How to Convert Markdown to Plain Text

2026-04-18 · 5 min read

Why Convert Markdown to Plain Text

Markdown is an excellent lightweight markup language, but in certain scenarios, Markdown-formatted text needs to be converted to clean plain text: copying document content to systems that do not support Markdown (old CRM, ERP); preparing text content for text-to-speech (TTS); extracting article body for SEO analysis or word counting; as an intermediate step when exporting to PDF; providing plain text versions for non-technical users.
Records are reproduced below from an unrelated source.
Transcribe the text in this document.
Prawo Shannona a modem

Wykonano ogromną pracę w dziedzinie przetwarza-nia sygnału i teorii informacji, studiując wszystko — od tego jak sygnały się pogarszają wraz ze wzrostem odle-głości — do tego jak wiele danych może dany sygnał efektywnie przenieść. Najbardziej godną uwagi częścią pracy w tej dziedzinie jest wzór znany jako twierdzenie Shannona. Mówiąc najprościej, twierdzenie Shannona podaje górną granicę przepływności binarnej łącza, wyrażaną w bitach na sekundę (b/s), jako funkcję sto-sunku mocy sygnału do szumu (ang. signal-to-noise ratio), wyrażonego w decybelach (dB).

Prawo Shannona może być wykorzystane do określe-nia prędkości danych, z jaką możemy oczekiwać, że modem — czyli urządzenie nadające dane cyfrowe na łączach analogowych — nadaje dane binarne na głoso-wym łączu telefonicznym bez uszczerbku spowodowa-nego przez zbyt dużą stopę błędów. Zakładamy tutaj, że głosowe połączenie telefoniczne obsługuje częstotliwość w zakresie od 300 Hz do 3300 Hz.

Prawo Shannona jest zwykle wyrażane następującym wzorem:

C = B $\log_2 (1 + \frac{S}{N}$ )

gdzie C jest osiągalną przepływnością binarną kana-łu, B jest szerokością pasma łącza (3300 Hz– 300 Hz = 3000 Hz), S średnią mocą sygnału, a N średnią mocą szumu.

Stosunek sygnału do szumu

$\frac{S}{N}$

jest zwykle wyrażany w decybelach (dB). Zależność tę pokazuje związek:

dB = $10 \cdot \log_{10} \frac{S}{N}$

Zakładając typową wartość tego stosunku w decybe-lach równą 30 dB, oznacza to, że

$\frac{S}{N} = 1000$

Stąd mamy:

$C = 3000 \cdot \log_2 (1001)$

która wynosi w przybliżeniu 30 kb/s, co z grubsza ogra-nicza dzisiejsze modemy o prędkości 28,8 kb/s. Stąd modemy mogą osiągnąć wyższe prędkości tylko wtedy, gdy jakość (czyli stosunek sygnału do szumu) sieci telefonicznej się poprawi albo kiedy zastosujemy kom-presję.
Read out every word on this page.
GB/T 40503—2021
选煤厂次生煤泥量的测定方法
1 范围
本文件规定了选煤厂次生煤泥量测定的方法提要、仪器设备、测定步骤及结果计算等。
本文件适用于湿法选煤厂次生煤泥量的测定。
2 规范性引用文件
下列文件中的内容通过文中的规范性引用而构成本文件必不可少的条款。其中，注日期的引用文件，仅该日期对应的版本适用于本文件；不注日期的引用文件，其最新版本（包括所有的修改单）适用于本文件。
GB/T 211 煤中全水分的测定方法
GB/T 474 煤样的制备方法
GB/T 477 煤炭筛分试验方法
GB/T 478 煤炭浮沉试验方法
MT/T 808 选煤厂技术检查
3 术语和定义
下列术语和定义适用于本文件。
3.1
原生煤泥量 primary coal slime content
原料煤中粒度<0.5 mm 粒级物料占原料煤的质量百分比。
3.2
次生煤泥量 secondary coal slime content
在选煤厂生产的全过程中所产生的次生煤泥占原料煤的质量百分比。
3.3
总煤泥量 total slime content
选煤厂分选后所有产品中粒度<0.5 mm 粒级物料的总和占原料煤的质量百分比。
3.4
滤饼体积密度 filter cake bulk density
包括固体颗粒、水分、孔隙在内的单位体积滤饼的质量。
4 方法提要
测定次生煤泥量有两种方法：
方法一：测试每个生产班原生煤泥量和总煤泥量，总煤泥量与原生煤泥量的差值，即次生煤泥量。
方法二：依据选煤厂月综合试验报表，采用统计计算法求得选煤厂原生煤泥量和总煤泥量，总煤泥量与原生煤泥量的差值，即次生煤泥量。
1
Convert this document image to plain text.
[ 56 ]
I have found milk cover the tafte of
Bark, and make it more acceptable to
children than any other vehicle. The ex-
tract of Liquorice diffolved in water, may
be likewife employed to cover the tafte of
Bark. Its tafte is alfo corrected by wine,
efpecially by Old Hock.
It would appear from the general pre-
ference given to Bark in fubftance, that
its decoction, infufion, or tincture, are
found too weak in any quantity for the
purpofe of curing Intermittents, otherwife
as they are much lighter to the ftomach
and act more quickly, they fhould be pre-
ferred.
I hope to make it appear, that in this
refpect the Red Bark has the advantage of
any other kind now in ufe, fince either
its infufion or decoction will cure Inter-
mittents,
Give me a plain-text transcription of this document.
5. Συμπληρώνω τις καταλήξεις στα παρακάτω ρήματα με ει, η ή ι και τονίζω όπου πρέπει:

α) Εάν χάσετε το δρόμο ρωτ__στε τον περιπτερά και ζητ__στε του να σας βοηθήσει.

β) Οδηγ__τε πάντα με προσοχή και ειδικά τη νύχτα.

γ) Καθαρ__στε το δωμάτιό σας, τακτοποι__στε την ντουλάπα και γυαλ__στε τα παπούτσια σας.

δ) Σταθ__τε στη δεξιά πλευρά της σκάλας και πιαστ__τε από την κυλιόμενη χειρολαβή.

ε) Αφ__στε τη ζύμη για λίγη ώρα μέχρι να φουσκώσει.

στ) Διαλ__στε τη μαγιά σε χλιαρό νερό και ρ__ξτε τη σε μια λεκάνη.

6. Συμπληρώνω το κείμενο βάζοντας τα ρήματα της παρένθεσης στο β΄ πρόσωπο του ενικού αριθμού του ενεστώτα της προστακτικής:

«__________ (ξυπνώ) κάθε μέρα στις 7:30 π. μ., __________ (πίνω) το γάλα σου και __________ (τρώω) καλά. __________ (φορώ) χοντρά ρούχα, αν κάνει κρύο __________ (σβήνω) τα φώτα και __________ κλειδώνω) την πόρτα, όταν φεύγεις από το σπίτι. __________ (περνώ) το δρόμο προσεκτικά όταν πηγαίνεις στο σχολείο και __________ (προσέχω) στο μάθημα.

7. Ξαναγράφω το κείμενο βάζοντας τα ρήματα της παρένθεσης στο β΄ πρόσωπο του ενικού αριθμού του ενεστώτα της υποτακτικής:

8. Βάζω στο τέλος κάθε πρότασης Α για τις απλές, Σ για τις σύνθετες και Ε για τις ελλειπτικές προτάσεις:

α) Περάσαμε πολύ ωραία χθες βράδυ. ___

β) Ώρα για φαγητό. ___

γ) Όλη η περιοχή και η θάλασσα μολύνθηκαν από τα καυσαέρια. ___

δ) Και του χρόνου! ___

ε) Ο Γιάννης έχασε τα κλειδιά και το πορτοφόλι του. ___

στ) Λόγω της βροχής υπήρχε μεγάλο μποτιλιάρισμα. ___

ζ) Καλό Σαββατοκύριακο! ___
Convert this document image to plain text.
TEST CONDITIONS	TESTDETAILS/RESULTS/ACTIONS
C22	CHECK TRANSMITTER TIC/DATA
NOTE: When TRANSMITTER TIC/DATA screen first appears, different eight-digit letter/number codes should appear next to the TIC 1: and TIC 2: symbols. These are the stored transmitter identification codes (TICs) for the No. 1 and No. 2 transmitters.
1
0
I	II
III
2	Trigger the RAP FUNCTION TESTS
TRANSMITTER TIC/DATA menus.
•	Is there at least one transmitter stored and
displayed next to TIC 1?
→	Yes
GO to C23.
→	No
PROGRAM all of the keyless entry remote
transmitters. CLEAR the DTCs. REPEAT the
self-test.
Markdown Elements to Remove

Heading markers: # H1, ## H2, ### H3, etc. (remove # symbols, keep text)
Bold and italic: bold, italic, bold (remove * and _ symbols)
Links: link text (typically keep link text, delete URL and brackets)
Images: ![alt text](image URL) (keep alt text or remove entirely)
Code blocks: inline code and code fences with backticks (keep code content, remove backticks)
List markers: - and * lists, numbered lists (remove markers or convert to plain text)
Blockquotes: > quote (remove > symbols)
Horizontal rules: --- or *** (delete or replace with blank line)

Python Code Implementation

import re

def markdown_to_plain(text):
    # 删除标题 #
    text = re.sub(r'^#{1,6}\s+', '', text, flags=re.MULTILINE)

    # 删除粗体和斜体标记（保留文字）
    text = re.sub(r'\*\*(.+?)\*\*', r'\1', text)  # **粗体**
    text = re.sub(r'\*(.+?)\*', r'\1', text)       # *斜体*
    text = re.sub(r'__(.+?)__', r'\1', text)       # __粗体__
    text = re.sub(r'_(.+?)_', r'\1', text)         # _斜体_

    # 处理链接：[文字](URL) -> 文字
    text = re.sub(r'\[(.+?)\]\(.+?\)', r'\1', text)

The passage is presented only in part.